Qui se souvient de Joseph Jean-Marie TORTELIER ?

Cet ouvrier menuisier né en Ille et Vilaine (Bain-de-Bretagne – 1853 Joseph_Jean-Marie_Tortelier- il a longtemps travaillé à Rennes) est mort le 1er décembre 1925. Anarchiste, révolutionnaire, il était surtout un militant farouche de la grève générale. Arrêté comme Emile POUGET et Louise MICHEL, il fait trois mois de prison.
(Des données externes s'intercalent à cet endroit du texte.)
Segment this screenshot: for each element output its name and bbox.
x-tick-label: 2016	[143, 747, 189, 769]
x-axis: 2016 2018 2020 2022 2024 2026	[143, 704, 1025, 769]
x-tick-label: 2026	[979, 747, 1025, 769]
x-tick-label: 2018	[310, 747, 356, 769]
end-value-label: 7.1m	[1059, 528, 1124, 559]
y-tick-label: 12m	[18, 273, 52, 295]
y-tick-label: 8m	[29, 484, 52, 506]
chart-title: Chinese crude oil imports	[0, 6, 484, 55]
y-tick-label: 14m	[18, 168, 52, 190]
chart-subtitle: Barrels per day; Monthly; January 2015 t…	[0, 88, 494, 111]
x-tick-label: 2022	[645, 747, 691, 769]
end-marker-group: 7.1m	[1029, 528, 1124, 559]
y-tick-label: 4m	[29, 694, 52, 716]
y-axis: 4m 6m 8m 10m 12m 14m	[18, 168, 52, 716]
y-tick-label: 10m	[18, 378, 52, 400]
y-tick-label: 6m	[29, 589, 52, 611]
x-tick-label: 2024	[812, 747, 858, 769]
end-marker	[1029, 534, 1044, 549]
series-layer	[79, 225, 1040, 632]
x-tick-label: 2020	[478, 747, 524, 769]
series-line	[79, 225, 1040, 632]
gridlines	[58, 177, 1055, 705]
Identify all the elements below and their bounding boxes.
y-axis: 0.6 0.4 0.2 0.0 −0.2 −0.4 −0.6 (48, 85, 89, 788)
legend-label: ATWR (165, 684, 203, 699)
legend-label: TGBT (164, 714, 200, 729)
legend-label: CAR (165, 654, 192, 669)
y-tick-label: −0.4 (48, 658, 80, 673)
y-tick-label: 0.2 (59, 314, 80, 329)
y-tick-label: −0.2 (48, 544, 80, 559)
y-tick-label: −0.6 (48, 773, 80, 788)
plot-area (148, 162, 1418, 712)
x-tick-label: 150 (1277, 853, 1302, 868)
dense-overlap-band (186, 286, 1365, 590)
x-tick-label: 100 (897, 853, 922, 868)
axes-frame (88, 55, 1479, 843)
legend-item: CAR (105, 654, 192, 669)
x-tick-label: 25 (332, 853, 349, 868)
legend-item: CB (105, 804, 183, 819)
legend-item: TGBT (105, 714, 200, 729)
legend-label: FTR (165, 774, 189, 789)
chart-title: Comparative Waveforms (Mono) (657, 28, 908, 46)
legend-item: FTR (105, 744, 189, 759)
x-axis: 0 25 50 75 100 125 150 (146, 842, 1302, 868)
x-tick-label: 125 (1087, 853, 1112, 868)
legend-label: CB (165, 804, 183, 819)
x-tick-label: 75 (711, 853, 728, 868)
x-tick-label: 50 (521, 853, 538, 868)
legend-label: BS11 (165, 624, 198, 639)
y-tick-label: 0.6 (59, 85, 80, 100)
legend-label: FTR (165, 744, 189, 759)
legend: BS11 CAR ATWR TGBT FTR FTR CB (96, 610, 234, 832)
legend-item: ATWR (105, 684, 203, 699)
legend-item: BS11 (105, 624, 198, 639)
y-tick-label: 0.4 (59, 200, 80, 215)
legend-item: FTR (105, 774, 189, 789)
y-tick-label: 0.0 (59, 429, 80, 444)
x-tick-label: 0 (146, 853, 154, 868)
Il anime la ligue des anti-propriétaires dont l’action consistait surtout à venir en aide aux ouvriers qui ne pouvaient plus payer leur loyer en les aidant à déménager « à la cloche de bois ». Cela ne vous rappelle pas la crise des « subprimes » ça ? Voici un petit texte anonyme de l’époque; je sais pas pour vous, mais moi, ça me mets en joie.

« Aux ventrus déclarant la guerre,
nous avons pour enn’mis: patrons, curés, soldats;
mais c’est contr’ le propriétaire
que nous livrons gaiement nos plus joyeux combats.
C’est nous qu’on voit, à l’approche du terme,
à l’appel des copains, accourir d’un pied ferme… ».

En 1901, il figurait sur une liste de « disparus-recherchés pour être mis sous surveillance spéciale » le décrivant : « 1m66, cheveux et sourcils châtains foncés, moustache assez forte, teint brun, maigre…souvent coiffé d’un béret bleu ou d’un chapeau de paille  ». Le Libertaire du 11 décembre 1925 annonçait sa mort ; il fut enterré le 4 décembre à Eaubonne en Seine-et-Oise où il s’était retiré ; au nom des vieux militants, L. Guérineau prononça quelques mots d’adieu.

Allez, portez vous aussi bien que possible et, à bientôt peut-être.